Little Monsters Records 101

My daughter turns three on New Year's Eve, and she's a car stereo tyrant. Sometimes she'll get lost in a good coloring book and not realize that we've slipped some "Daddy music" past her, but she's usually clamoring for the CD that comes with her music class, for Mother Goose rhymes, for what she calls "MY music!" We feel like we've won if we can compromise on Jack Johnson's Curious George, and I never thought Jack Johnson would make me feel like a winner. So I was crossing my fingers when I pulled this new MMW kids’ album out of the mailbox. I knew I would be an easy sell. After all, I wouldn’t be comparing it to the other MMW records; I’d be squaring it up against HER music, which meant for me it was bound to be a winner. It was her I was worried about, but from the very first notes she was digging it. The first words out of her mouth were, "Ooooh! That’s a pinano!" Then, "Hey! Hey! Hey! That’s Mother Goose!" And finally, "Daddy! Daddy! Daddy! It’s not dancing time!" all while deep in the swing her her trademark arm-flailing, knee-bending floppy dance (Does hipster irony start this young?). So yeah, I like this record just fine, but it’s probably more important that she likes it.

The band shrinks the songs down here (all but one clock in under four minutes) and rein in the freakouts (this is decidedly "in" music). They play around with all the Kids' Music mainstays—toy pianos, children's voices, pots and pans percussion, "on the go" songs, airplane songs, bath time songs—and they hip up every stitch of it, from Billy Martin ripping the tick-tock apart under "Hickory Dickory Dock" to the genuinely rollicking "Pirates Don't Take Baths" to "All Around the Kitchen," which begins with a little girl saying, "Oh, I'm cookin' hard" as she and her friends clatter around in the kitchen, banging things around and naming all the good foods like "Macaroni and Cheeeeese!" None of those are going to be hitting setlists anytime soon, but they do manage to slide a few "Daddy songs" into the mix. Three or four of these instrumentals are just subdued, shrinky-dink versions of standard MMW fare, and they're set-ready, especially "Let's Go."
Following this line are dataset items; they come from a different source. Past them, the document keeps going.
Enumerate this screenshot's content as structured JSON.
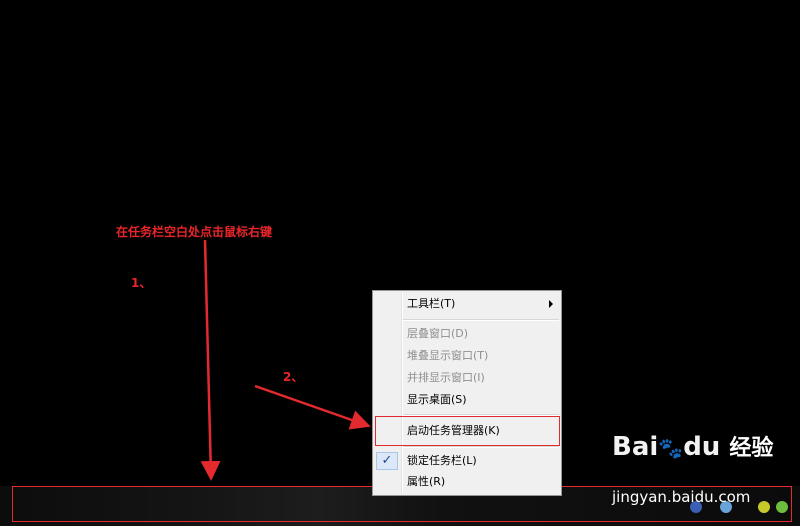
{
  "annotations": {
    "instruction": "在任务栏空白处点击鼠标右键",
    "step1": "1、",
    "step2": "2、",
    "color": "#e8262a"
  },
  "context_menu": {
    "items": [
      {
        "label": "工具栏(T)",
        "enabled": true,
        "submenu": true
      },
      {
        "label": "层叠窗口(D)",
        "enabled": false
      },
      {
        "label": "堆叠显示窗口(T)",
        "enabled": false
      },
      {
        "label": "并排显示窗口(I)",
        "enabled": false
      },
      {
        "label": "显示桌面(S)",
        "enabled": true
      },
      {
        "label": "启动任务管理器(K)",
        "enabled": true,
        "highlighted": true
      },
      {
        "label": "锁定任务栏(L)",
        "enabled": true,
        "checked": true
      },
      {
        "label": "属性(R)",
        "enabled": true
      }
    ],
    "check_mark": "✓"
  },
  "watermark": {
    "logo": "Bai",
    "paw": "🐾",
    "logo_suffix": "du",
    "brand": "经验",
    "url": "jingyan.baidu.com"
  }
}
The three best moments though strike the balance. My daughter and I dig them equally. The first is a lullaby of the "Moti Mo" vein that chills her out and sets my mind adrift. The second is "The Sqalb," a just-shy-of-spooky number narrated by John Lurie about the invisible little creature who lives in your pockets, shedding fur that you mistake for lint. The last though is the album's best moment, "Where's the Music?" It's the "Start-Stop" of the kiddie set, opening with the insta-groove before falling out unpredictably in the middle of a verse. A kid's voice asks the titular question, and then the groove bursts back in. As the pattern repeats itself, the silent pause grows longer and the longer, and the kids clamor louder and louder. It cracks my daughter up (especially when a little girl goes, "Hey, I found it!"), and it's proof that some things are for all ages. Whether it's the handclaps in "Stash" or the "Wooooooo!" in MMW's own "Dracula," I can always get behind a good crowd-participation number.

So sure, you're going to like this a lot more if you're listening to it with a little kid, but if you do have a little one beside you or in the back seat you're going to love it. For me, it might be more than love. I've listened to that Jack Johnson record well over a hundred times now (It's a long way to grandma's), and I'm about to crack. For me, this isn't a good record or even a great record. It's much more than that. It's nothing short of salvation.